Mahfud, mungkin telah berusaha memperbaiki hal-hal tersebut secara internal. Namun pihak ditegur dinilai memang bebal atau tak mau diberi tahu. Oleh karena itu, eks hakim konstitusi itu meminta dukungan masyarakat dengan cara mengungkap sejumlah persoalan-persoalan yang terjadi di ruang publik.
Publik berharap Mahfud tak bosan dan terus mengungkap kasus-kasus di ruang publik agar terus mendapat dukungan dari masyarakat untuk melakukan pembenahan.
Di dalam negara demokrasi, sah dan wajar bagi seorang pemimpin meminta dukungan rakyatnya ketika tidak kuat menghadapi persoalan yang ada.
Peran Publik Cegah Korupsi
Belajar dari kasus ini, perlunya menggelorakan semangat dan gerakan untuk membangkitkan publik untuk dapat melakukan kontrol sekaligus koreksi terhadap perilaku korup elite politik.
Ketika tak ada lagi institusi yang benar-benar steril dari kepentingan politik dan perilaku korup di semua lini, publik yang cerdas satu-satunya harapan.
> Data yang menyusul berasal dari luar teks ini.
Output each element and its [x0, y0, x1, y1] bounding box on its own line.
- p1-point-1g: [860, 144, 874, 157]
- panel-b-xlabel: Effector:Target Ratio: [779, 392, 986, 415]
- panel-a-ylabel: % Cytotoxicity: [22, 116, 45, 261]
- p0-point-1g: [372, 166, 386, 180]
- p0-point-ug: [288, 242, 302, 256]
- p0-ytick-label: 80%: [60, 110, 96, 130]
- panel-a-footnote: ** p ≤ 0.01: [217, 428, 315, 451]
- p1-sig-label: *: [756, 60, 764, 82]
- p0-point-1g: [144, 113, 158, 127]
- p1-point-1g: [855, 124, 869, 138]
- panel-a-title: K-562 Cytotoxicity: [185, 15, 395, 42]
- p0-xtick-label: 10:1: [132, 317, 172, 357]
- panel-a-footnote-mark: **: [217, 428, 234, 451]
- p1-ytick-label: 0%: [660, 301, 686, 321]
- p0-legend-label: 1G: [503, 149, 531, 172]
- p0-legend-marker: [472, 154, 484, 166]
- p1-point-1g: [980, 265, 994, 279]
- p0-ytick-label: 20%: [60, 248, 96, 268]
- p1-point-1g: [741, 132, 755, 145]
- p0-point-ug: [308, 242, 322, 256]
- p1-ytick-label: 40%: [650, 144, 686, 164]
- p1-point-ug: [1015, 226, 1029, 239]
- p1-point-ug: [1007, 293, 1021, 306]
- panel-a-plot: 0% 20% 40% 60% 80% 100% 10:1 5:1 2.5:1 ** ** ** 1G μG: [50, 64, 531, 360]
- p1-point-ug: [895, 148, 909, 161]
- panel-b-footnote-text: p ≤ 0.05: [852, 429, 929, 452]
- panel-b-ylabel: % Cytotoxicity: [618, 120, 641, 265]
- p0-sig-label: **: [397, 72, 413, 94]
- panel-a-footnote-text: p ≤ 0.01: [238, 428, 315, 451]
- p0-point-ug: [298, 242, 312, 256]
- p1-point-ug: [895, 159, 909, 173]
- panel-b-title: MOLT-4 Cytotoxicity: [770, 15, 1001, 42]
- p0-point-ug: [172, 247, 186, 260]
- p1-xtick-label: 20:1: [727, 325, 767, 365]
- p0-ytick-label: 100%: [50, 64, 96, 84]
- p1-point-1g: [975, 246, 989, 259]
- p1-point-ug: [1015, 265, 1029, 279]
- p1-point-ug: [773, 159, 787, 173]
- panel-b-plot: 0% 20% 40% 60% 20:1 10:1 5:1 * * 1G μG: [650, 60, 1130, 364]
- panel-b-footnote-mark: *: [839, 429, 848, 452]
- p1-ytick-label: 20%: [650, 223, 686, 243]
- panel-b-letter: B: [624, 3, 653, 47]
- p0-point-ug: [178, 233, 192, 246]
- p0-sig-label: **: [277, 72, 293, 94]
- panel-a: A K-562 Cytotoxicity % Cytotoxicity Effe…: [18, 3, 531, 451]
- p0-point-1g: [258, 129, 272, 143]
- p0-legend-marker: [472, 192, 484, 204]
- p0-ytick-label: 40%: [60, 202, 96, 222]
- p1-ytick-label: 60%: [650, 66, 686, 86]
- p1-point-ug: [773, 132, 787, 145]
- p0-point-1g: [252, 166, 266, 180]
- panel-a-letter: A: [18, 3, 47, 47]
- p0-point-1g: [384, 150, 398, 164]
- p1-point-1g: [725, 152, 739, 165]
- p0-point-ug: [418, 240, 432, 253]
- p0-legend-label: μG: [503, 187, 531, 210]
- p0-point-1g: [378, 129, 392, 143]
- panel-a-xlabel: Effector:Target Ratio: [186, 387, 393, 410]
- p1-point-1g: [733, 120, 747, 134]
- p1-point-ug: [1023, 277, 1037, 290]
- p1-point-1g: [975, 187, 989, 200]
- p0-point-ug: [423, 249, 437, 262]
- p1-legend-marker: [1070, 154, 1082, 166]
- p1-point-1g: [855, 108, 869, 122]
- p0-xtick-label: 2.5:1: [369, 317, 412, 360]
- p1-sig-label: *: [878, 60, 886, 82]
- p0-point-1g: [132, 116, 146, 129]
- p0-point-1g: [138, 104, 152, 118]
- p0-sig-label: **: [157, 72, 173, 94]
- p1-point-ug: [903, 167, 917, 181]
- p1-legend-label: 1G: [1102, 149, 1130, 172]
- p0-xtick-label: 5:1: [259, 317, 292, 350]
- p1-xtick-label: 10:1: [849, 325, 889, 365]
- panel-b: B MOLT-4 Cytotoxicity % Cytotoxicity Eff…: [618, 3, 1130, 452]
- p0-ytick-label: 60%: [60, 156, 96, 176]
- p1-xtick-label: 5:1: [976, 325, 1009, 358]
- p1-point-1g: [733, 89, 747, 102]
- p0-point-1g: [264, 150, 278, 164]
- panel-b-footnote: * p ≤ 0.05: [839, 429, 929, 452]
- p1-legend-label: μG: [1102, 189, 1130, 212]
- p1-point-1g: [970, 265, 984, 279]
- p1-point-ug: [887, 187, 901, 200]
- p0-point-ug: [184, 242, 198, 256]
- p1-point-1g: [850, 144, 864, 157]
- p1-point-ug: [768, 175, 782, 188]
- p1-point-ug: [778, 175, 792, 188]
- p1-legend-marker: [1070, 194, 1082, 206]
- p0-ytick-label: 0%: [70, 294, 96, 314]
Karena itu, publik harus selalu didorong agar dapat bangkit sebagai alat “mengonggong” (watchdog) yang selalu meneriakkan penegakan nilai-nilai serta kebajikan universal berdasarkan prinsip-prinsip humanisme internasional.
Bocornya transaksi mencurigakan Rp349 Triliun yang megemparkan, merupakan puncak era keterbukaan global terhadap tindakan.
Kini tak adalagi yang bersifat sakral dan rahasia. Semua dapat dikonsumsi publik secara missal, tanpa sekat negara, ras, dan agama. Seluruh informasi media yang berbau irasional dan tak normatif akan memancing pengamatan khalayak.
Kini makin kokoh tradisi kebebasan berekpresi secara missal. Ini membuktikan tak ada lagi relasi subordinat absolut antara penguasa dan rakyat, selebriti dan kalayak, konglomerat dan rakyat.
Karena tradisi subordinasi absolut telah menghadirkan totaliter dalam politik dan konglomerasi ekonomi. Di mana-mana muncul kaum rente yang tak terbendung dalam waktu lama. Semua itu telah menghadirkan sistem politik timpang dan selalu memperlebar jurang kemiskinan.
Karena itu kekuatan publik ini kian tak terbendung dan sesungguhnya telah hadir penjelmaan kekuasaan oleh publik itu sendiri.
Ketika kekuasaan makin timpang dan korup di mana elite konglomerat kian rakus menyembunyikan kekayaan dari hasil bisnis ilegal, akan dibongkar publik.
Negara dan para aparatusnya tak bisa lagi menyelewengkan kekuasaan (abuse of powers) seenaknya. Demikian pula para rente ekonomi dan konglomerat nakal dunia tak akan lagi dapat menyembunyikan aset-aset hasil korupsi dan bisnis illegal dalam berbagai bentuk. Publik akan membongkarnya. (Red)
Eko Supriatno, penulis adalah Intelektual Entrepreneur, Pembina Future Leader For Anti Corruption (FLAC) Regional Banten, Pengurus ICMI Orwil Banten, Pengurus IDRI Provinsi Banten, Dosen Fakultas Hukum dan Sosial UNMA Banten.